Are optional non-capturing groups redundant?
Is the following regex:
(?:wo)?men
semantically equivalent to the following regex?
(wo)?men
Advertisement
Answer
Your (?:wo)?men
and (wo)?men
are semantically equivalent, but technically are different, namely, the first is using a non-capturing and the other a capturing group. Thus, the question is why use non-capturing groups when we have capturing ones?
Non-caprturing groups are of help sometimes.
- To avoid excessive number of backreferences (remember that it is sometimes difficult to use backreferences higher than 9)
- To avoid the problem with 99 numbered backreferences limit (by reducing the number of numbered capturing groups) (source: Regular-expressions.info: Most regex flavors support up to 99 capturing groups and double-digit backreferences.)

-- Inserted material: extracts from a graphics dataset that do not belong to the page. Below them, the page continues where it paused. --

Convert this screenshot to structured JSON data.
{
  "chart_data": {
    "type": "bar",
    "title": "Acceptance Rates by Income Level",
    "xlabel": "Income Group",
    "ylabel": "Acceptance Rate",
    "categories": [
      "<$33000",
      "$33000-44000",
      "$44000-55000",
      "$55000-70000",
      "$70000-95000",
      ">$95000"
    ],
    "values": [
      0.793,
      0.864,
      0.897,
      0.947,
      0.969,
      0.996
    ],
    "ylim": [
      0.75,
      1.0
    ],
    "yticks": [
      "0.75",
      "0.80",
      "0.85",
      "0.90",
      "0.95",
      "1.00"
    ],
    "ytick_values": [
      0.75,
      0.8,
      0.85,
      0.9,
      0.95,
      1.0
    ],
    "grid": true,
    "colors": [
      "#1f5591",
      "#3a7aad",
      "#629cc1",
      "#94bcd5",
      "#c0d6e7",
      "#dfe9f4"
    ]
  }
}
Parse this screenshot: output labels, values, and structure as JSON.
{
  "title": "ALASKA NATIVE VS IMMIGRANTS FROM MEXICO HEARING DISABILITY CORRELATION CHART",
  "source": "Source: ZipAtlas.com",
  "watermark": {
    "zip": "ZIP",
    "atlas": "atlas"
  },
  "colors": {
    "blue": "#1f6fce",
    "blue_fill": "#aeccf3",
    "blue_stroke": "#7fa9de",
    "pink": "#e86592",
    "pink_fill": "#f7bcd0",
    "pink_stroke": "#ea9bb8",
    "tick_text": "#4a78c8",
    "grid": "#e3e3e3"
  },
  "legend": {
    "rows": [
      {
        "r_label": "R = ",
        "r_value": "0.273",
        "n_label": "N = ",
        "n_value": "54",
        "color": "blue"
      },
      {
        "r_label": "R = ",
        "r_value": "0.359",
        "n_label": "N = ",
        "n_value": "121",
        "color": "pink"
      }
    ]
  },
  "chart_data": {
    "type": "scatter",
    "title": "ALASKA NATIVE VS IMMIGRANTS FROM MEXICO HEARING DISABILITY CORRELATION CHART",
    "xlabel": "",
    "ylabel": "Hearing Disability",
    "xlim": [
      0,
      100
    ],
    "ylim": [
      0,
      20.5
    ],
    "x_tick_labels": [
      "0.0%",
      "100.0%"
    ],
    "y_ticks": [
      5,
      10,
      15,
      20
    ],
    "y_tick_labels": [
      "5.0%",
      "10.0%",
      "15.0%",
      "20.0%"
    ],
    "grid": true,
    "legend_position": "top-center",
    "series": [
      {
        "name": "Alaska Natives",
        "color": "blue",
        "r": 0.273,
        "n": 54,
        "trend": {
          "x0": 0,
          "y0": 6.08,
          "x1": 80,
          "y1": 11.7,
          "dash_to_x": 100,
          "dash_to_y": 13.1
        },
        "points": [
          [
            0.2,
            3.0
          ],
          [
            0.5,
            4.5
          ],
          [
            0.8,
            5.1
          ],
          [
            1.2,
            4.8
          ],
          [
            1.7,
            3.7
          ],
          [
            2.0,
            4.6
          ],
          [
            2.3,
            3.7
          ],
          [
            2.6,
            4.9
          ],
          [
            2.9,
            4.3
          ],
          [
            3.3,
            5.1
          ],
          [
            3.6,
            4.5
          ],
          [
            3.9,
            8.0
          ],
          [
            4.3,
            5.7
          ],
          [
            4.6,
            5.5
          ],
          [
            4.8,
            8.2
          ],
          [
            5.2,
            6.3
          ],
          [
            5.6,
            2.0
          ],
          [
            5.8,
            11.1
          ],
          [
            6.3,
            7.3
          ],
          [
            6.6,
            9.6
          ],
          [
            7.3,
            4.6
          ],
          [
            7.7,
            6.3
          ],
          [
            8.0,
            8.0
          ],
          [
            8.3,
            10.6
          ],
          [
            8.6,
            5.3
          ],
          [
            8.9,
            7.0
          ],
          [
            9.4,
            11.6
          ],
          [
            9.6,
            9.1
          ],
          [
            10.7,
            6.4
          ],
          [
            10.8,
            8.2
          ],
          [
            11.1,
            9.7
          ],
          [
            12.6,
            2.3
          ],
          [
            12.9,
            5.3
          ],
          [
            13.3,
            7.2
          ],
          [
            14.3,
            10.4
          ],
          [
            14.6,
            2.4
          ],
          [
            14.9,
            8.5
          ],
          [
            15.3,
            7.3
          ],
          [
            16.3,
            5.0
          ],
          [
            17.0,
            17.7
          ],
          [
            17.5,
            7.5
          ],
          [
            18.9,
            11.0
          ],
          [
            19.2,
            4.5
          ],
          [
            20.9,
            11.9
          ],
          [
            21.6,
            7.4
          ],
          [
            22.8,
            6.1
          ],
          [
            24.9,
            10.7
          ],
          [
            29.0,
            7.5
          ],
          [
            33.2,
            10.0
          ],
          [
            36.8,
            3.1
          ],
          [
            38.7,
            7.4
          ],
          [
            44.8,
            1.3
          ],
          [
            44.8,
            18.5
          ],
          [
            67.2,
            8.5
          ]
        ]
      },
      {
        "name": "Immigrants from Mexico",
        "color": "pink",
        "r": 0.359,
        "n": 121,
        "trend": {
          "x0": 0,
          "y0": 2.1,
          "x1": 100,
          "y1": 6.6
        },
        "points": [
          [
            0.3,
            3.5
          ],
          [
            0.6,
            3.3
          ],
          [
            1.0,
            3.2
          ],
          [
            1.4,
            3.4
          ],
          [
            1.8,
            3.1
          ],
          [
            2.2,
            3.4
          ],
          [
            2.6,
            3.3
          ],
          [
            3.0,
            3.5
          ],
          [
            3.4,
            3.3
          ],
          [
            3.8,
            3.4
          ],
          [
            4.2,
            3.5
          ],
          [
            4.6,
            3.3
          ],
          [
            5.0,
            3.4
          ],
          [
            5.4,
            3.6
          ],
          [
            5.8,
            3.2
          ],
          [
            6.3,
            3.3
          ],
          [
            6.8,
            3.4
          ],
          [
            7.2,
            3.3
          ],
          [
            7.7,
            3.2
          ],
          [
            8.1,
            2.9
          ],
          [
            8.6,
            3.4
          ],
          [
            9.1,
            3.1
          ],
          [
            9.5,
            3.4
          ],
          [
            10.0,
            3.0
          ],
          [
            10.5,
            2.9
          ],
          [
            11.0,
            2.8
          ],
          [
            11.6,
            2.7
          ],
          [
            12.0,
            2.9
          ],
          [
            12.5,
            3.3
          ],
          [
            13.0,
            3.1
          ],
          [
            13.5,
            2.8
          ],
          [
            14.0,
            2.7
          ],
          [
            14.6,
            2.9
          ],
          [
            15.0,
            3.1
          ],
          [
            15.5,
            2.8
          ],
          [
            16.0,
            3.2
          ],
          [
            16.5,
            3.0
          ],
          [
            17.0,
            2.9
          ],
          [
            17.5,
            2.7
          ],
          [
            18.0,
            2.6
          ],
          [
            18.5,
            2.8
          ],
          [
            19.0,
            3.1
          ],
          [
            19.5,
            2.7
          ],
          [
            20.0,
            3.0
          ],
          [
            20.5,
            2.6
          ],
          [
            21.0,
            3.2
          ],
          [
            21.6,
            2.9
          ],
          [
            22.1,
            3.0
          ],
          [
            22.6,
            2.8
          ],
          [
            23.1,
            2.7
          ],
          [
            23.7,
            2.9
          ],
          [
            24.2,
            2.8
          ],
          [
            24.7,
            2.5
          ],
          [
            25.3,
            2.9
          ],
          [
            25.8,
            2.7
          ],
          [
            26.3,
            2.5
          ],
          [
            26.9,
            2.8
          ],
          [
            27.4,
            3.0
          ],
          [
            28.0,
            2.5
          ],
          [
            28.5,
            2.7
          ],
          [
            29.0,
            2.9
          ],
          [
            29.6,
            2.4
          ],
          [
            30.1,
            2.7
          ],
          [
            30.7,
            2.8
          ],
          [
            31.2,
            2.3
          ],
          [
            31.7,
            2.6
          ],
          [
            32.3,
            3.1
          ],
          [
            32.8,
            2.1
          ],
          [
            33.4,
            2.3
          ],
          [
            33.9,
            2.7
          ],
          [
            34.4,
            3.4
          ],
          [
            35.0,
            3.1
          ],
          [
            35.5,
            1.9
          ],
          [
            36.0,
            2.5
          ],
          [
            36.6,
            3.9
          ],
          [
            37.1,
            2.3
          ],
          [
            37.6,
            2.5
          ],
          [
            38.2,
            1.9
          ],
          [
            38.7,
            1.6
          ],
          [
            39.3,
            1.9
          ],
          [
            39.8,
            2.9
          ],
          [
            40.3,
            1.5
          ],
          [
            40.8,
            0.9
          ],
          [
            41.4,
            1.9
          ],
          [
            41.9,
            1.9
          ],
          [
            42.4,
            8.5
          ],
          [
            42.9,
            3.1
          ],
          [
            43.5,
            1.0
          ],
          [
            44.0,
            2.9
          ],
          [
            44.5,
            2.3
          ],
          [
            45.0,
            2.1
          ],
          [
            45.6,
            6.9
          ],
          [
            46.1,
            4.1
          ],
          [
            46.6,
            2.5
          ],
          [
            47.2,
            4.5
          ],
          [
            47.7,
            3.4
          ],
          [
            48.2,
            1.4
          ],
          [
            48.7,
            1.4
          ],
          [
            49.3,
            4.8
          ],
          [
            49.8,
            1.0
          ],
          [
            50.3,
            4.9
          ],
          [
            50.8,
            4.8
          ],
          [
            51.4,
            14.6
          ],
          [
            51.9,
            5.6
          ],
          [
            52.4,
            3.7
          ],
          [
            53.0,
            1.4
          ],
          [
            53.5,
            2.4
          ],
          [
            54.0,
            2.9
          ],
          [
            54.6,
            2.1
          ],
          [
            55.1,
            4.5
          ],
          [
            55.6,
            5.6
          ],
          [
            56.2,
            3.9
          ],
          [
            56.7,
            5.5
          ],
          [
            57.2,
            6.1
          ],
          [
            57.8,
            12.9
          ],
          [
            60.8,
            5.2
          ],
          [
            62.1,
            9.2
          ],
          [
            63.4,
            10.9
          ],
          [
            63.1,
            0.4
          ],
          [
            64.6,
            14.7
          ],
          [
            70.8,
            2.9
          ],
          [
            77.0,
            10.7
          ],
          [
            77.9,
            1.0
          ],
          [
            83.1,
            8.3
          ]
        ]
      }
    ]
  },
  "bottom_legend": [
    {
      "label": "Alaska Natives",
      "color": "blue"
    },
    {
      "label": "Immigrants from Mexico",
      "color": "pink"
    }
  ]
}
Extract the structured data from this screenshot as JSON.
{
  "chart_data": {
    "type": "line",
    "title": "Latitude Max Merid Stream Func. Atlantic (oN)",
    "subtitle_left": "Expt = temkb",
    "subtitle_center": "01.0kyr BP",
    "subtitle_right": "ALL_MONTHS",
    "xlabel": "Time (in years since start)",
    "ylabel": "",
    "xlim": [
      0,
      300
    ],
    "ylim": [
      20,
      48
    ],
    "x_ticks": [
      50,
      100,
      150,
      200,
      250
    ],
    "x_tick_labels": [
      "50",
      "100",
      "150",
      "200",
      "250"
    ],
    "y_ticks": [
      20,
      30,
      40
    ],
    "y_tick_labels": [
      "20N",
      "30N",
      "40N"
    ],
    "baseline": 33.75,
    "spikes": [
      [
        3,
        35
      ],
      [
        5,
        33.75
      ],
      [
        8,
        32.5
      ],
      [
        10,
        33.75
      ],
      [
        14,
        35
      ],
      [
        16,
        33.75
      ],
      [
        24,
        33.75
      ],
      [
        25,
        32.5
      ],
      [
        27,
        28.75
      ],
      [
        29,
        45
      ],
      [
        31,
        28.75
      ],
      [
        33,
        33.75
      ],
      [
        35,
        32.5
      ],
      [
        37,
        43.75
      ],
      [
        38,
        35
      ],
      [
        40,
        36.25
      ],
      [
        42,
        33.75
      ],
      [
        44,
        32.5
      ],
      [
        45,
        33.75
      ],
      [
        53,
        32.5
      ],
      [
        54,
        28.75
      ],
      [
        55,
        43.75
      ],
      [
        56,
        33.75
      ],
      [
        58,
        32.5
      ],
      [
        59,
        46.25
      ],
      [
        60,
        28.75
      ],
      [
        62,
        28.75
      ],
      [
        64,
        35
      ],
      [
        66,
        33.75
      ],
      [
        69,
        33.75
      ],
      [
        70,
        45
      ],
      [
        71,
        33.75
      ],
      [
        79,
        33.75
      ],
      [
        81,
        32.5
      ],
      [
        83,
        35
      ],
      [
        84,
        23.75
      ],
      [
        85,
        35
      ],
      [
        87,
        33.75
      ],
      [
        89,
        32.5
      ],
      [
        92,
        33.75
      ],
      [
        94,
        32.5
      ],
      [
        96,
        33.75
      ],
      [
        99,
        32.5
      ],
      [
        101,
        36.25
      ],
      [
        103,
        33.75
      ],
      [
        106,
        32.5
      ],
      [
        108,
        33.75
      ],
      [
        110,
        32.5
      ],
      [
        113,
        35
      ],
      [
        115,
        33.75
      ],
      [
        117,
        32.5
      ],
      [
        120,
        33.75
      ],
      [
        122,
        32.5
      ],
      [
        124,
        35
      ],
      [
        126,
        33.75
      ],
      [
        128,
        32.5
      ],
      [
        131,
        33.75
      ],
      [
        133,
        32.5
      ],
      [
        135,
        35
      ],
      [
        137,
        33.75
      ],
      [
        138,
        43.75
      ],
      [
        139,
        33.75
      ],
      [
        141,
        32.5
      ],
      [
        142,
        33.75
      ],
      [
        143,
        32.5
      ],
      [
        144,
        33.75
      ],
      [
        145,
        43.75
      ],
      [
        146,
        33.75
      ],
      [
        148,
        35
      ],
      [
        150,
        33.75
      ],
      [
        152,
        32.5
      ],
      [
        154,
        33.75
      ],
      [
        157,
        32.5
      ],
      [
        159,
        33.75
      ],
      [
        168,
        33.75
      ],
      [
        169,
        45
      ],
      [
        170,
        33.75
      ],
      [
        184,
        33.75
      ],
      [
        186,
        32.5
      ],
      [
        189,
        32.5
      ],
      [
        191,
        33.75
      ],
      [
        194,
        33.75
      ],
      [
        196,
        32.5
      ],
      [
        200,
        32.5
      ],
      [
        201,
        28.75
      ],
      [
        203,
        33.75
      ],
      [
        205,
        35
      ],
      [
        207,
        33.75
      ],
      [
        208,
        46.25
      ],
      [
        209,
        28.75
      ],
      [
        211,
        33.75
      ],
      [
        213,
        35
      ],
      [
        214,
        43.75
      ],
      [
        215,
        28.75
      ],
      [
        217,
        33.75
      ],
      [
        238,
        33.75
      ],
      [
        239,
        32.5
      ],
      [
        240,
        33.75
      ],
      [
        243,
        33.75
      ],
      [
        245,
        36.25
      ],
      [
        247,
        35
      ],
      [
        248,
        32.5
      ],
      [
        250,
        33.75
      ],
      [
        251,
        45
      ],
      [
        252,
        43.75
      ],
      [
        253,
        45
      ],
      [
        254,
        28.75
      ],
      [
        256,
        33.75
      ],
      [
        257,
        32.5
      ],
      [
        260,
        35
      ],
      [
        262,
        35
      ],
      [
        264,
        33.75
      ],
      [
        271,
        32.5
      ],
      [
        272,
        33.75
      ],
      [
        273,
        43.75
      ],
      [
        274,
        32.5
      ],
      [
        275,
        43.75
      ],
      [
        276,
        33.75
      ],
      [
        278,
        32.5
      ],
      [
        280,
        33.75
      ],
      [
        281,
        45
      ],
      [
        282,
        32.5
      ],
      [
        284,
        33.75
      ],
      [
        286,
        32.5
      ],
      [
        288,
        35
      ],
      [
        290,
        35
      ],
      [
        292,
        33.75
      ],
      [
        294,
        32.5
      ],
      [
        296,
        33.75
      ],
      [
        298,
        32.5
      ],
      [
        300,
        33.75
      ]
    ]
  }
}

NOTE this does not pertain to Java regex engine, nor to PHP or .NET regex engines. - To lessen the overhead caused by storing the captures in the stack
- We can add more groupings to existing regex without ruining the order of capturing groups.
Also, it is just makes our matches cleaner:
You can use a non-capturing group to retain the organisational or grouping benefits but without the overhead of capturing.
It does not seem a good idea to re-factor existing regular expressions to convert capturing to non-capturing groups, since it may ruin the code or require too much effort.